IRIS CARBON® – our SaaS disclosure management and XBRL | iXBRL reporting platform – is now SOC 2 compliant for Type I and Type II. We’re proud to display our SOC 2 badge, which is testimony to our commitment to keeping your data secure. It is our pride to feature this badge.
What’s SOC 2 Compliance?
A SOC 2 or Service Organization Control 2 is a technical audit process that is a component of the American Institute of CPA (AICPA)’s Service Organization Control reporting platform. The audit is meant to verify if a technology-based service organization (read SaaS company) manages the safety and privacy of its client information, which it stores in the cloud. The information needs to be safeguarded in accordance with the trust criteria of security, availability, processing integrity, confidentiality, and privacy.
A SOC 2 audit is of two types – Type I and Type II.
Type I: A Type I audit report involves the management’s description of a service organization’s systems and the service auditor’s description of its suitability to meet the trust criteria or principles.
Type II: A Type II audit report goes a step further to describe the operational effectiveness of the service organization’s systems.

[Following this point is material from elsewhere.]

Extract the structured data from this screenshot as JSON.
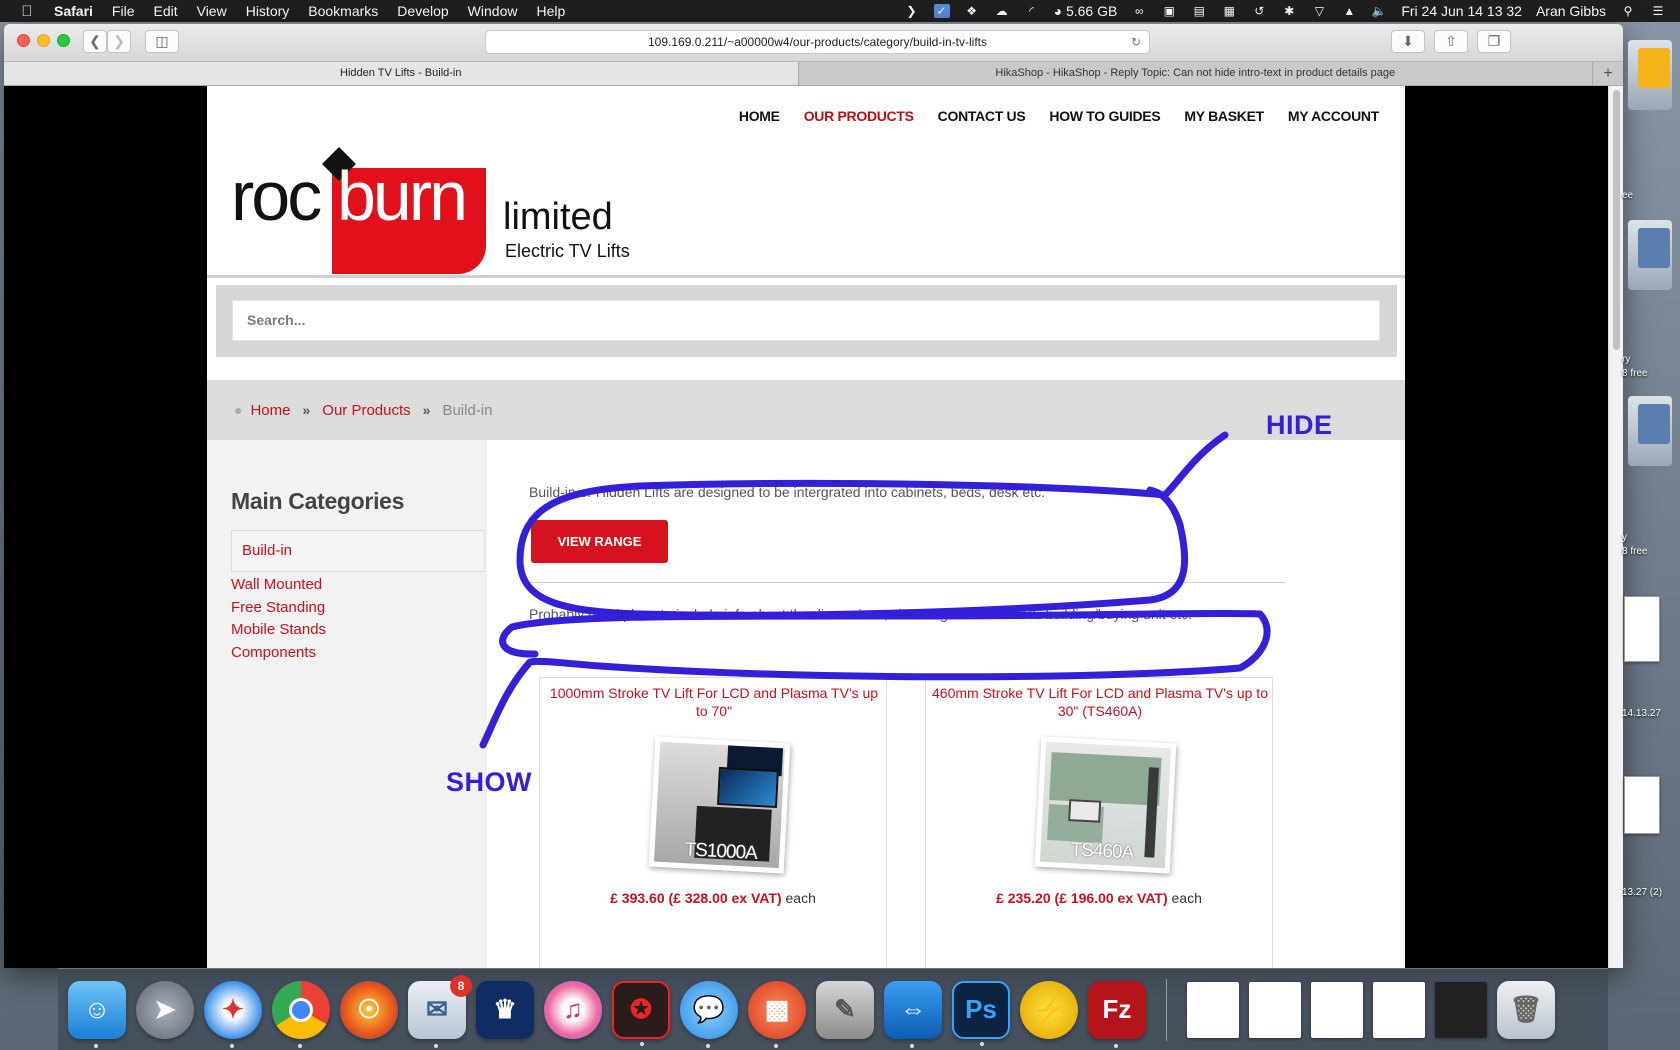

This report mentions how the organization managed its systems for a minimum of six months.
The 5 Trust Criteria Involved
Security: Security involves protecting information and systems from unauthorized access through measures such as firewalls and two-factor authentication. These access controls help protect systems from unauthorized removal or theft of data, system abuse, and the misuse of software.

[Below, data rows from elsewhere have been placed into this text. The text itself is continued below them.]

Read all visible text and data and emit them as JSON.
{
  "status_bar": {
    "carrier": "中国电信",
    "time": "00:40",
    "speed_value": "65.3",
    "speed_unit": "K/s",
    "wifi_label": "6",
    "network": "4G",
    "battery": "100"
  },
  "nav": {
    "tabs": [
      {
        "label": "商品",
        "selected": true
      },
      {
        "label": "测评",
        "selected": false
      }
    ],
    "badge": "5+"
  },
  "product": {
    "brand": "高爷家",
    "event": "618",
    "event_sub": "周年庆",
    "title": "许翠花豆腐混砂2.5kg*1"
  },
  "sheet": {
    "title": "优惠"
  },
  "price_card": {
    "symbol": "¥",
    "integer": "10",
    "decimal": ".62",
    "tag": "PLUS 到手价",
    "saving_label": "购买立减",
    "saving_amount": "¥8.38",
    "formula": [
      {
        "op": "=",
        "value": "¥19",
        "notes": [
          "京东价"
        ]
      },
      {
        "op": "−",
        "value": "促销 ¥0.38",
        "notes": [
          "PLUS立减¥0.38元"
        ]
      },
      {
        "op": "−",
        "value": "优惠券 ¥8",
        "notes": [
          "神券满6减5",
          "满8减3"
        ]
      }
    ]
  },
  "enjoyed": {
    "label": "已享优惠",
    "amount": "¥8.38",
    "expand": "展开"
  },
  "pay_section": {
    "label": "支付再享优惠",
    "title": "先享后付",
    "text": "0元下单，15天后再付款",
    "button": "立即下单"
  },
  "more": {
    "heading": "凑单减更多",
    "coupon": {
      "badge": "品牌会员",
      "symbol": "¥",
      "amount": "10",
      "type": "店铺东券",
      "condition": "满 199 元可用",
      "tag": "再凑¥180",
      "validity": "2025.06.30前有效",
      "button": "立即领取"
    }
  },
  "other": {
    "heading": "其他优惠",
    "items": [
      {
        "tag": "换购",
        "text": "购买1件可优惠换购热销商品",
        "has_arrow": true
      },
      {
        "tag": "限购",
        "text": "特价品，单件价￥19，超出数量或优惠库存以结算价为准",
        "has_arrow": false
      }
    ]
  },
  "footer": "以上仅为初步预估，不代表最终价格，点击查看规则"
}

Availability: Availability pertains to the maintenance and accessibility of products and services as agreed upon – through acceptable levels of network performance, site failovers, handling of security incidents, and mitigation of external threats. The product or service needs to be accessible for operation, monitoring, and maintenance at all times.
Processing integrity: Processing integrity is about ensuring that data is processed and operations are conducted as expected. Data processing operations need to be authorized, accurate, complete, and timely. The implication here is not just for data integrity but also for monitoring of data processing activity as well as its review.
Confidentiality: Confidentiality involves restricting data access to a specified set of persons or entities. Confidentiality requires encryption as a control mechanism during data transmission, as well as access controls that safeguard information from being accessed by unauthorized personnel.
Privacy: Privacy is about an organization’s ability to protect sensitive personal information related to ethnicity, religion, gender, and health. The principle of privacy relates to the collection, use, retention, disclosure, and disposal of sensitive information in keeping with an entity’s privacy policy as well as the AICPA’s Generally Accepted Privacy Principles (GAPP).
Why Comply With SOC 2?
SOC 2 compliance involves a SaaS company setting up systems that ensure customer data is safeguarded from unauthorized or malicious activity. The company needs to be alerted to the possibility or incidence of customer data being accessed without authorization.
Meeting SOC 2 compliance means establishing processes and practices that guarantee oversight across a company, guaranteeing customers that their data is protected from any unusual, unauthorized, or suspicious activity.
SOC 2 compliance gives the clients of a SaaS provider an assurance that the provider has the infrastructure, tools, and processes to safeguard their data from unauthorized access.